The language in section 12.35(c) is analogous to the language in section 49.09 of the Penal Code. Section 49.09 requires that it be “shown on the trial of the offense” that a defendant has been previously convicted of one or more DWI’s to elevate a subsequent DWI to a Class A misdemeanor or a third degree felony. See Tex. Pen.Code Ann. § 49.09(a), (b) (Vernon Supp.2002). The trial court need not submit a separate issue on prior DWI convictions to properly invoke the provisions of section 49.09. See Smith v. State, 65 S.W.3d 332, 337-338, 2001 Tex.App. LEXIS 8149, at *4-7 (Tex.App.-Waco 2001, no pet. h.). Due to the similarity of the language between sections 12.35(c)(1) and 49.09, we hold that section 12.35(c)(1) does not require a separate deadly weapon finding if the charge on guilt-innocence authorizes a conviction only if the jury finds beyond a reasonable doubt that the accused used or exhibited a deadly weapon.2

The court’s charge authorized a conviction for criminally negligent homicide only if the jury found beyond a reasonable doubt that Stewart used or exhibited a deadly weapon during the commission of the offense. The jury’s guilty verdict under this charge is sufficient to invoke the enhancement provisions of section 12.35(c)(1). Thus, the court properly charged the jury to assess Stewart’s punishment at the level of a third degree felony. Accordingly, we overrule the fourth point in the homicide appeal and the second point in the FSRA appeal.

Our opinion and judgment dated December 12, 2001 are withdrawn, and this opinion and our judgment of even date herewith are substituted therefor.3 See Tex. *317R.App. P. 50; Puente, 48 S.W.3d at 383. We affirm the judgment in both eases. The State’s petition for discretionary review is dismissed by operation of law. Id.

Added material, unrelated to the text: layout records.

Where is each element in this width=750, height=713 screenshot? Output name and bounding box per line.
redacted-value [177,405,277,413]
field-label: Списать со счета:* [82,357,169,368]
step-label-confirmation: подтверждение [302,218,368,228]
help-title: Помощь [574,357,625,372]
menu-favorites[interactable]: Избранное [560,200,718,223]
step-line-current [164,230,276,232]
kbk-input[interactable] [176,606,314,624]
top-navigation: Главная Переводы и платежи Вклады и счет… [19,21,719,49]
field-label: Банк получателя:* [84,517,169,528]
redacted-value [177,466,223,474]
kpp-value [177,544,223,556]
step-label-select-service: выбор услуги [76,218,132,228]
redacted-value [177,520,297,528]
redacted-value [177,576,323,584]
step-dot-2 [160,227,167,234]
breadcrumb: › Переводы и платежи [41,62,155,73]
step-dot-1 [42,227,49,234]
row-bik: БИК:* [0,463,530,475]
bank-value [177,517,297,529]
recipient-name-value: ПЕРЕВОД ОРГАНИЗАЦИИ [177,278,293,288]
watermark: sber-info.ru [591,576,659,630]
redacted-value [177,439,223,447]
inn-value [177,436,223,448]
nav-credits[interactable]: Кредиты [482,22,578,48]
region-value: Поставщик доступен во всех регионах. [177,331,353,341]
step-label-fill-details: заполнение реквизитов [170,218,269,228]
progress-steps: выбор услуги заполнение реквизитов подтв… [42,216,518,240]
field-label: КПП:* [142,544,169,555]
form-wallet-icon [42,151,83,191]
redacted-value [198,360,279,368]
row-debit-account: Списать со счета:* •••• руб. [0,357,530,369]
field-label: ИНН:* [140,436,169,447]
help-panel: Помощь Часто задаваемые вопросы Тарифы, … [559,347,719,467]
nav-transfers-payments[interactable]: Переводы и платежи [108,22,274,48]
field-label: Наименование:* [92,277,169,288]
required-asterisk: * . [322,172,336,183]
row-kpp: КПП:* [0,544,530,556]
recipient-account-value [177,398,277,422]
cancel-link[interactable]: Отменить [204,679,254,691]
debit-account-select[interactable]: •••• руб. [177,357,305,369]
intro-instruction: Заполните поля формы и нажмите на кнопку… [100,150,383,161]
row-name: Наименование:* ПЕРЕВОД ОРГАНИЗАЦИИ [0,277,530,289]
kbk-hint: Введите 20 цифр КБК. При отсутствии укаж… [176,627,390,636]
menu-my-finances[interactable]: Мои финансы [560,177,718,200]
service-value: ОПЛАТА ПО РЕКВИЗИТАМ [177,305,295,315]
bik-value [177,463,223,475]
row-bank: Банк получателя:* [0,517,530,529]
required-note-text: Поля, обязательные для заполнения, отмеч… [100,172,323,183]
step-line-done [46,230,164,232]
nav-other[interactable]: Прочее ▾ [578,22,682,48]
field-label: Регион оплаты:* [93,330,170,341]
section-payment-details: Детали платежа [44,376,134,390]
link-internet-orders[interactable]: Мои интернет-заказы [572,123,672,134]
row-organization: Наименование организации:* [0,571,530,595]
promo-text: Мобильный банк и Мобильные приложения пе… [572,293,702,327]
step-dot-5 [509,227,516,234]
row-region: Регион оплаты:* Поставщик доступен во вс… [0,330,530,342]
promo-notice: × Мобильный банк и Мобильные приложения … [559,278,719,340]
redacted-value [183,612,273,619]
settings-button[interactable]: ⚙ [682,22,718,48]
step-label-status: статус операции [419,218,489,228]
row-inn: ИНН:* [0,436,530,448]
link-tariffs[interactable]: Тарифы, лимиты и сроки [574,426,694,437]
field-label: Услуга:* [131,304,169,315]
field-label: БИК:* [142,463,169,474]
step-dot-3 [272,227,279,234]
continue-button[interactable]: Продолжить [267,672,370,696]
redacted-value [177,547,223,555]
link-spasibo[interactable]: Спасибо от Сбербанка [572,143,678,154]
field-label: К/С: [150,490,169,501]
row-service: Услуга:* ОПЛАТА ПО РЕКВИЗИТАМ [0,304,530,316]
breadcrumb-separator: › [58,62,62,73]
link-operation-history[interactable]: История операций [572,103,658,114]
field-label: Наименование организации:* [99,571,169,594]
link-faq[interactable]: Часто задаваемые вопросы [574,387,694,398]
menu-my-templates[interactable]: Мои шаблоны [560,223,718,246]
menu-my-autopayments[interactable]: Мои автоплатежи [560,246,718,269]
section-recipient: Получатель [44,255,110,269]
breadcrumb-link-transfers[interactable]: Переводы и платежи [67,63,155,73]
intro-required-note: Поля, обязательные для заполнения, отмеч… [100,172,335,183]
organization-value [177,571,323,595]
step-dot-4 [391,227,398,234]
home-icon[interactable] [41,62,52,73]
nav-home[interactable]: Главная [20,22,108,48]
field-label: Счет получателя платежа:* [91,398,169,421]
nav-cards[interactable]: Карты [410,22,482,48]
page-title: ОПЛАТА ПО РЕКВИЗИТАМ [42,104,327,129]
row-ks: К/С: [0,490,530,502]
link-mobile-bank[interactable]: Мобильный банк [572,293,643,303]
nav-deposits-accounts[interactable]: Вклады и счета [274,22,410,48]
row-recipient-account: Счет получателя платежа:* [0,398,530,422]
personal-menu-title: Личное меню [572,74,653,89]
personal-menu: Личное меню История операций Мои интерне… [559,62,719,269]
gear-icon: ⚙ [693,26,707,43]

. The Court of Criminal Appeals granted discretionary review in Puente on issues other than the application of Rule of Appellate Procedure 50. See Puente v. State, No. 01-1364 (Tex.Crim.App. Oct. 10, 2001) (order granting petition for discretionary review).

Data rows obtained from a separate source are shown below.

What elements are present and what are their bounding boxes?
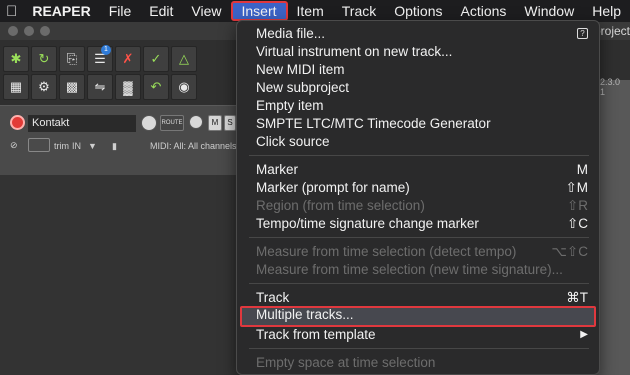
menu-bar:  REAPER File Edit View Insert Item Trac… xyxy=(0,0,630,22)
menu-item-new-subproject[interactable]: New subproject xyxy=(240,79,596,97)
menu-item-marker[interactable]: Marker M xyxy=(240,161,596,179)
phase-icon[interactable]: ⊘ xyxy=(10,140,18,151)
mute-button[interactable]: M xyxy=(208,115,222,131)
menu-item-label: Marker xyxy=(256,162,299,177)
submenu-arrow-icon: ▶ xyxy=(580,329,588,340)
envelope-icon[interactable]: ⇋ xyxy=(87,74,113,100)
project-settings-icon[interactable]: ☰ 1 xyxy=(87,45,113,72)
menu-separator xyxy=(249,155,589,156)
menu-item-label: Measure from time selection (new time si… xyxy=(256,262,563,277)
minimize-window-button[interactable] xyxy=(24,26,34,36)
menu-window[interactable]: Window xyxy=(515,1,583,21)
menu-item-label: Measure from time selection (detect temp… xyxy=(256,244,517,259)
menu-item-marker-prompt[interactable]: Marker (prompt for name) ⇧M xyxy=(240,179,596,197)
menu-separator xyxy=(249,237,589,238)
menu-item-label: Empty space at time selection xyxy=(256,355,436,370)
menu-item-tempo-marker[interactable]: Tempo/time signature change marker ⇧C xyxy=(240,215,596,233)
solo-button[interactable]: S xyxy=(224,115,236,131)
trim-label[interactable]: trim xyxy=(54,141,69,151)
close-window-button[interactable] xyxy=(8,26,18,36)
menu-item-shortcut: ⌘T xyxy=(566,290,588,305)
menu-item-track-from-template[interactable]: Track from template ▶ xyxy=(240,326,596,344)
menu-item-track[interactable]: Track ⌘T xyxy=(240,289,596,307)
grid-icon[interactable]: ▦ xyxy=(3,74,29,100)
menu-item-shortcut: ⇧R xyxy=(566,198,588,213)
menu-item-timecode-generator[interactable]: SMPTE LTC/MTC Timecode Generator xyxy=(240,115,596,133)
menu-item-measure-new-signature: Measure from time selection (new time si… xyxy=(240,261,596,279)
pan-knob[interactable] xyxy=(189,115,203,129)
menu-item-click-source[interactable]: Click source xyxy=(240,133,596,151)
menu-item-label: Multiple tracks... xyxy=(256,307,354,322)
menu-item-label: Region (from time selection) xyxy=(256,198,425,213)
undo-icon[interactable]: ✗ xyxy=(115,46,141,72)
menu-item-label: Virtual instrument on new track... xyxy=(256,44,453,59)
menu-item-label: Click source xyxy=(256,134,330,149)
menu-track[interactable]: Track xyxy=(333,1,385,21)
menu-separator xyxy=(249,283,589,284)
menu-edit[interactable]: Edit xyxy=(140,1,182,21)
menu-item-label: Track xyxy=(256,290,290,305)
midi-input-icon: ▮ xyxy=(112,141,117,151)
ruler: 2.3.0 1 xyxy=(600,77,630,97)
menu-item-shortcut: ⇧C xyxy=(566,216,588,231)
help-shortcut-icon: ? xyxy=(577,28,588,39)
envelope-button[interactable] xyxy=(28,138,50,152)
menu-item-virtual-instrument[interactable]: Virtual instrument on new track... xyxy=(240,43,596,61)
midi-input-label[interactable]: MIDI: All: All channels xyxy=(150,141,237,151)
track-control-panel: Kontakt ROUTE M S ⊘ trim IN ▼ ▮ MIDI: Al… xyxy=(0,105,240,175)
menu-item-label: Marker (prompt for name) xyxy=(256,180,410,195)
menu-item-label: SMPTE LTC/MTC Timecode Generator xyxy=(256,116,491,131)
zoom-window-button[interactable] xyxy=(40,26,50,36)
menu-item-shortcut: M xyxy=(576,162,588,177)
menu-item-empty-item[interactable]: Empty item xyxy=(240,97,596,115)
menu-item-label: New subproject xyxy=(256,80,350,95)
menu-item-label: New MIDI item xyxy=(256,62,345,77)
input-label[interactable]: IN xyxy=(72,141,81,151)
ruler-label-bottom: 1 xyxy=(600,87,606,97)
main-toolbar: ✱ ↻ ⎘ ☰ 1 ✗ ✓ △ ▦ ⚙ ▩ ⇋ ▓ ↶ ◉ xyxy=(3,45,199,102)
item-grouping-icon[interactable]: ▩ xyxy=(59,74,85,100)
loop-icon[interactable]: ↶ xyxy=(143,74,169,100)
volume-knob[interactable] xyxy=(141,115,157,131)
menu-item-media-file[interactable]: Media file... ? xyxy=(240,25,596,43)
menu-item-shortcut: ⇧M xyxy=(565,180,588,195)
input-options-icon[interactable]: ▼ xyxy=(88,141,97,151)
menu-item-region: Region (from time selection) ⇧R xyxy=(240,197,596,215)
menu-options[interactable]: Options xyxy=(385,1,451,21)
menu-item-empty-space: Empty space at time selection xyxy=(240,354,596,372)
menu-file[interactable]: File xyxy=(100,1,141,21)
open-project-icon[interactable]: ↻ xyxy=(31,46,57,72)
route-button[interactable]: ROUTE xyxy=(160,115,184,131)
menu-item-new-midi-item[interactable]: New MIDI item xyxy=(240,61,596,79)
menu-view[interactable]: View xyxy=(182,1,230,21)
record-arm-button[interactable] xyxy=(10,115,25,130)
new-project-icon[interactable]: ✱ xyxy=(3,46,29,72)
track-name[interactable]: Kontakt xyxy=(28,115,136,132)
ripple-edit-icon[interactable]: ⚙ xyxy=(31,74,57,100)
menu-insert[interactable]: Insert xyxy=(230,1,288,21)
redo-icon[interactable]: ✓ xyxy=(143,46,169,72)
insert-menu: Media file... ? Virtual instrument on ne… xyxy=(236,20,600,375)
save-project-icon[interactable]: ⎘ xyxy=(59,46,85,72)
menu-item-shortcut: ⌥⇧C xyxy=(551,244,588,259)
track-panel-empty xyxy=(0,175,240,375)
metronome-icon[interactable]: △ xyxy=(171,46,197,72)
menu-item-label: Tempo/time signature change marker xyxy=(256,216,479,231)
menu-item-measure-detect-tempo: Measure from time selection (detect temp… xyxy=(240,243,596,261)
menu-item-label: Track from template xyxy=(256,327,376,342)
menu-item-label: Empty item xyxy=(256,98,324,113)
menu-separator xyxy=(249,348,589,349)
menu-actions[interactable]: Actions xyxy=(451,1,515,21)
menu-item[interactable]: Item xyxy=(288,1,333,21)
menu-help[interactable]: Help xyxy=(583,1,630,21)
menu-item-multiple-tracks[interactable]: Multiple tracks... xyxy=(240,306,596,327)
lock-icon[interactable]: ◉ xyxy=(171,74,197,100)
menu-item-label: Media file... xyxy=(256,26,326,41)
ruler-label-top: 2.3.0 xyxy=(600,77,621,87)
snap-icon[interactable]: ▓ xyxy=(115,74,141,100)
menu-reaper[interactable]: REAPER xyxy=(23,1,99,21)
apple-icon[interactable]:  xyxy=(0,3,23,20)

. We do not foreclose the possibility that the State may choose to pursue the deadly weapon issue during the punishment phase of a state jail felony prosecution. In this instance, a separate finding would be required in the same manner as separate findings are required for enhancement and habitual allegations under section 12.42 of the Penal Code. See Nevarez v. State, 832 S.W.2d 82, 86 (Tex.App.-Waco 1992, pet. ref'd).

. Because Stewart filed no motion for rehearing in our cause number 10-00-62-CR, our plenary power over the judgment in that cause continues for 60 days. See Tex.R.App. P. 19.1(a).